Over 52,000 IT jobs were advertised across the UK between July and September 2015, but the number being advertised in London dropped by eight percent to 35,610, apparently in line with summer trends as hiring slows with more people on holiday.
But cities to the North, such as Manchester and Leeds, posted more roles for the same period, while Glasgow advertised double the number of permanent IT roles than in the previous quarter.
Martin Ewings, SMB director at Experis, told V3 that London still attracts significant numbers of applicants for technology jobs, and offers higher salaries, but no longer has a strangle hold on the market.
"London will continue to be the hub for technology skills by the very nature of what it is. But what we're seeing is a drive by organisations to make cost savings by moving part of their organisation out of London. We've seen big organisations move their IT hubs to the likes of Leeds," he said.
"What we're seeing now is there's a genuine alternative to working in London. That won't suit everybody, but for those people who are interested in it, there is an appetite and an opportunity for them to find cutting-edge work out of the city."
This trend is causing more jobs to become available in the technology sector beyond the M25 and the attractions of the London's Tech City.
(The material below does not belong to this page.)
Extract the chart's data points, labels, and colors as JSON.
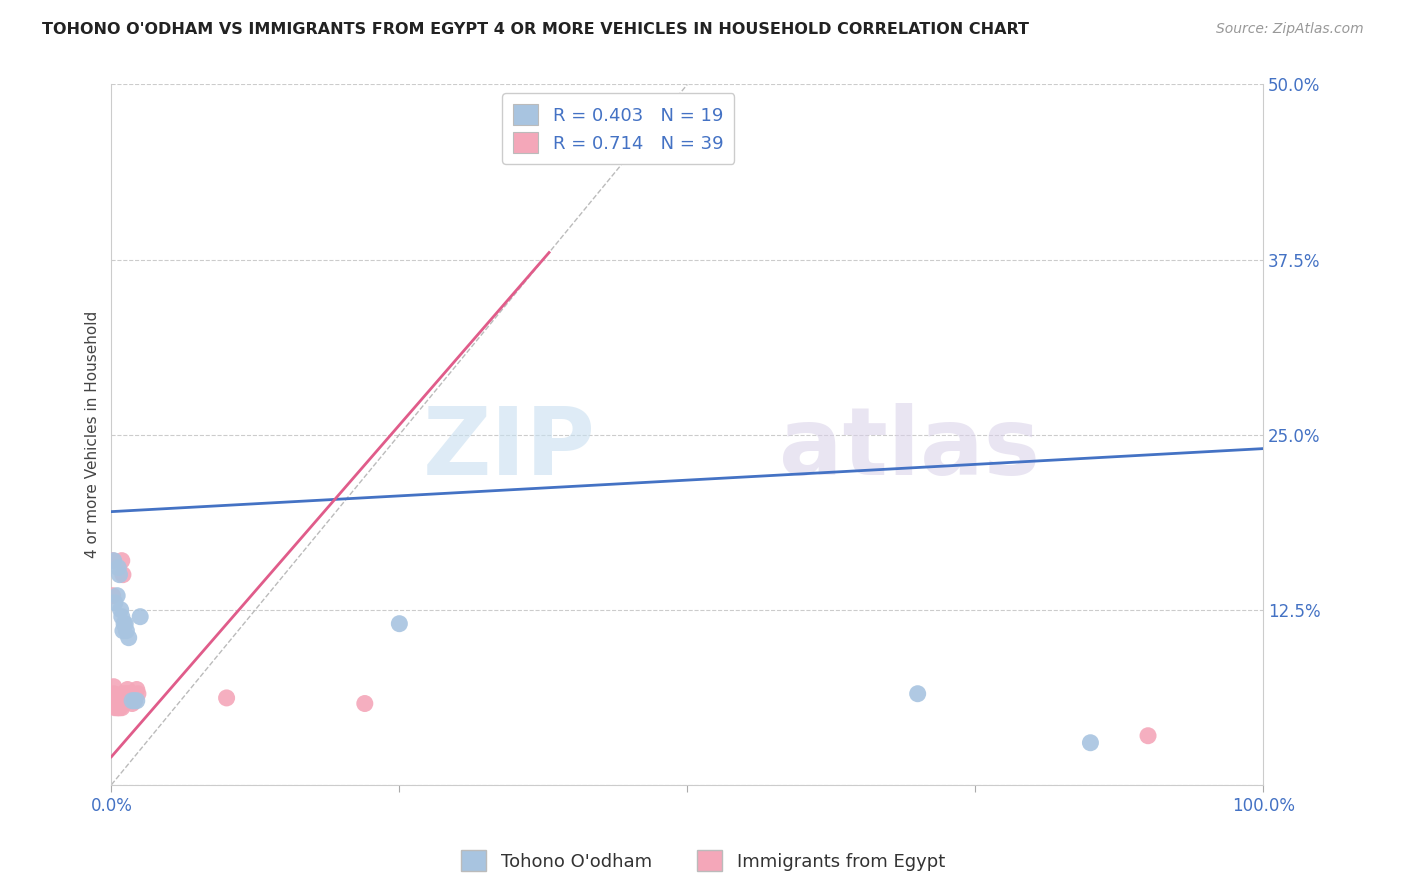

The development of more technology clusters beyond London, alongside the government's investment in creating the ‘Northern Powerhouse' of cities, have also gone some way to fuel the number of technology jobs being advertised in the regions.
Offering another way
Everyone from literary geniuses, poets to those attracted by bright lights have extolled the virtues of London, but Ewings said that other cities are attracting talent by offering an alternative lifestyle with lower prices and less crowded transport.
"Don't try and compete with London. If someone wants to work in the capital and has those technology-based skills they are going to work in London because there's more money there and they see it as great opportunity. But that doesn't fit every profile of people who want to get involved in digital and IT," he said.
Ewings noted that many people looking for IT jobs are recent graduates who are more flexible and want to work on projects that excite and offer a good work-life balance as opposed to just a healthy salary.
"We recently did some work with an organisation in south Wales, where we said to them don't try and compete with what London offers, try and offer an alternative to London. So we very much played up the surfing culture and we played up the work-life balance," he said.
"There is a genuine population of emerging technology specialists who actually want to move away from London and find work in these [other] tech cities."
Workplace flexibility, easy commuter routes, and remote working highlight other cities as attractive places for technology workers.
London is not likely to lose its appeal to new graduates or metropolis-loving workers, but Tech Cities Job Watch demonstrates that there are jobs in the technology world beyond the capital.
However, all the tech cities will still need to address the overarching problem of a lack of digital skills in the UK, which recently prompted the creation of the Tech Nation Visa to find over 200 overseas experts to plug the UK's skills gap.